Que les futures et jeunes mamans se rassurent, les causes de la « mort subite »1 des nourrissons commencent à s’élucider. En effet, lors de la séance du 16 juin 1994 de l’Académie nationale de Chirurgie-dentaire, fut présentée une communication intéressant ce sujet sous le titre : « Les dysfonctions oro-cervicales : leur responsabilité dans certaines morts subites des nourrissons2 « .
Les modalités relationnelles de l’enfant y ont été évoquées :
« Son comportement physiologique sensori-moteur autant que psychologique, s’établit en fonction du développement de la sphère faciale et de ses carrefours aérodigestifs. »
…ainsi que le mode de développement des mâchoires :
« L’équilibre et la position mandibulaires et les dimensions du bas du visage dépendent chez le bébé essentiellement des activités praxiques« …
… »Dans la période d’immaturation, il y a mise en mouvement du massif lingual à chaque « succion-déglutition » qui caractérise la « tétée« ».
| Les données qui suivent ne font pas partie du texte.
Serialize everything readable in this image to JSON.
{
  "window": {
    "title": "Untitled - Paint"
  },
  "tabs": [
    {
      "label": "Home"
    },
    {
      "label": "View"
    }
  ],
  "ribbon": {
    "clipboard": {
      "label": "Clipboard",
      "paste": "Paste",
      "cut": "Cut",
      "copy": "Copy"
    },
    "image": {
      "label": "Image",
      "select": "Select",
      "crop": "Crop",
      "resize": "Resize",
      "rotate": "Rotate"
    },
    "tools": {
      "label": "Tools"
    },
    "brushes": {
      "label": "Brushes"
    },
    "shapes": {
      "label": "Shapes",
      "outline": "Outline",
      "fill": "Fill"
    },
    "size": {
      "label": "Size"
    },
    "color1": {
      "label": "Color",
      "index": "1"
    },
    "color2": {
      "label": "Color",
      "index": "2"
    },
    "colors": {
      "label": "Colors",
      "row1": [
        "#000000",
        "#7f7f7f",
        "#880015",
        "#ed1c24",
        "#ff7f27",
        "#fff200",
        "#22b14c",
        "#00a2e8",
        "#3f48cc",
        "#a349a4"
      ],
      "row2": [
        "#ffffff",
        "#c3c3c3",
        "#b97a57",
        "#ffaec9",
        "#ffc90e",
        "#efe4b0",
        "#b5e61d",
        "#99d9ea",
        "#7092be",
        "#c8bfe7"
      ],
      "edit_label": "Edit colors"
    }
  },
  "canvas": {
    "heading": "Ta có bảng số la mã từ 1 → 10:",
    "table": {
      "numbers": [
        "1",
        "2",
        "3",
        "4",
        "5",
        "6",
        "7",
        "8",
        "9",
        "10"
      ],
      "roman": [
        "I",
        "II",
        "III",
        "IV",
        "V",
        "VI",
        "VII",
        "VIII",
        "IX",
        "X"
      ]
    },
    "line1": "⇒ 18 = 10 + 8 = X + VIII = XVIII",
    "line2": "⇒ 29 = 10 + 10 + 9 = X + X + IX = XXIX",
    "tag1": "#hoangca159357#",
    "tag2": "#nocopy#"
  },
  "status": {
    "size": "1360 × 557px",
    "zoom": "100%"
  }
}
L’auteur a aussi constaté l’influence du type physique de l’enfant :
« Ces enfants laxes, au menton fuyant, sont déformés du fait de leurs habitudes orales. »
…Ainsi que les répercussions pathologiques possibles :
« La statique générale et cervicale du bébé se trouve donc mise en cause au cours du sommeil. C’est au cours du sommeil paradoxal que le bébé fait basculer sa tête sur le thorax du fait de l’atonie des muscles de la nuque qui en résulte. La tête mal retenue sur sa hampe cervicale, aggrave le mécanisme asphyxique provoqué par la bascule du massif lingual sur l’épiglotte. »
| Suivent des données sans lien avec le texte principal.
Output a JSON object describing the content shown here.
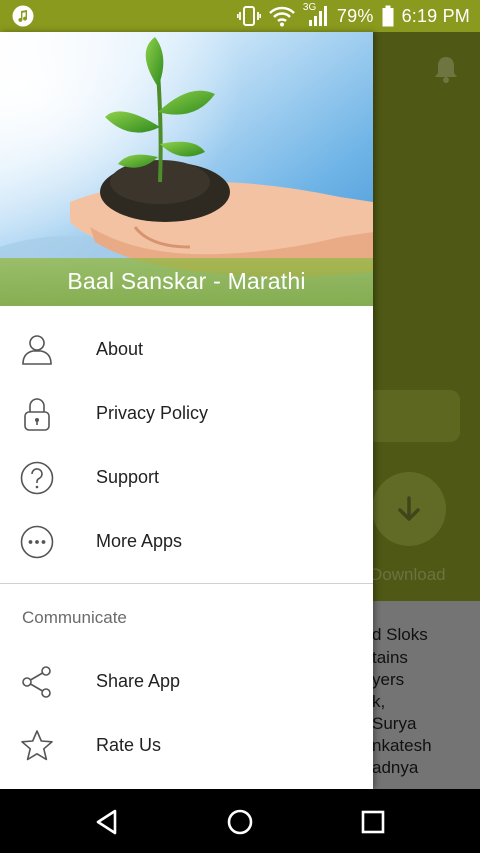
{
  "status_bar": {
    "battery_percent": "79%",
    "time": "6:19 PM",
    "network": "3G",
    "background": "#8a9a1e",
    "icons": [
      "music-app-icon",
      "vibrate-icon",
      "wifi-icon",
      "signal-icon",
      "battery-icon"
    ]
  },
  "drawer": {
    "header_title": "Baal Sanskar - Marathi",
    "menu_items": [
      {
        "label": "About",
        "icon": "person-icon"
      },
      {
        "label": "Privacy Policy",
        "icon": "lock-icon"
      },
      {
        "label": "Support",
        "icon": "help-icon"
      },
      {
        "label": "More Apps",
        "icon": "more-horizontal-icon"
      }
    ],
    "section_label": "Communicate",
    "communicate_items": [
      {
        "label": "Share App",
        "icon": "share-icon"
      },
      {
        "label": "Rate Us",
        "icon": "star-icon"
      }
    ]
  },
  "background_app": {
    "download_label": "Download",
    "content_lines": [
      "d Sloks",
      "tains",
      "yers",
      "k,",
      "Surya",
      "nkatesh",
      "adnya"
    ],
    "accent": "#4f5814"
  },
  "nav_bar": {
    "icons": [
      "back-icon",
      "home-icon",
      "recents-icon"
    ]
  }
}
Ainsi, l’auteur de la communication reconnaît sur le plan du principe que, parmi les cas de morts subites des nourrissons, un certain nombre seraient dû à une atonicité musculaire pharyngo-laryngo-buccale déficiente : lorsque le nourrisson penche fortement sa tête contre sa poitrine il obture son larynx, à la manière dont on plie un tuyau mou pour en arrêter le débit, et s’asphyxie. Le Dr Oudin avance alors que cet accident survient lors du sommeil paradoxal, lorsque le facteur favorable existe : « enfants laxes, au menton fuyant, déformés du fait des habitudes orales ». Malheureusement, l’auteur n’approfondit pas les bases de ces dernières affirmations qui touchent les causes d’une partie des morts subites des nourrissons ; il se contente d’en décrire le mécanisme, et ne peut ainsi en tirer les enseignements utiles, ce que nous allons essayer de faire.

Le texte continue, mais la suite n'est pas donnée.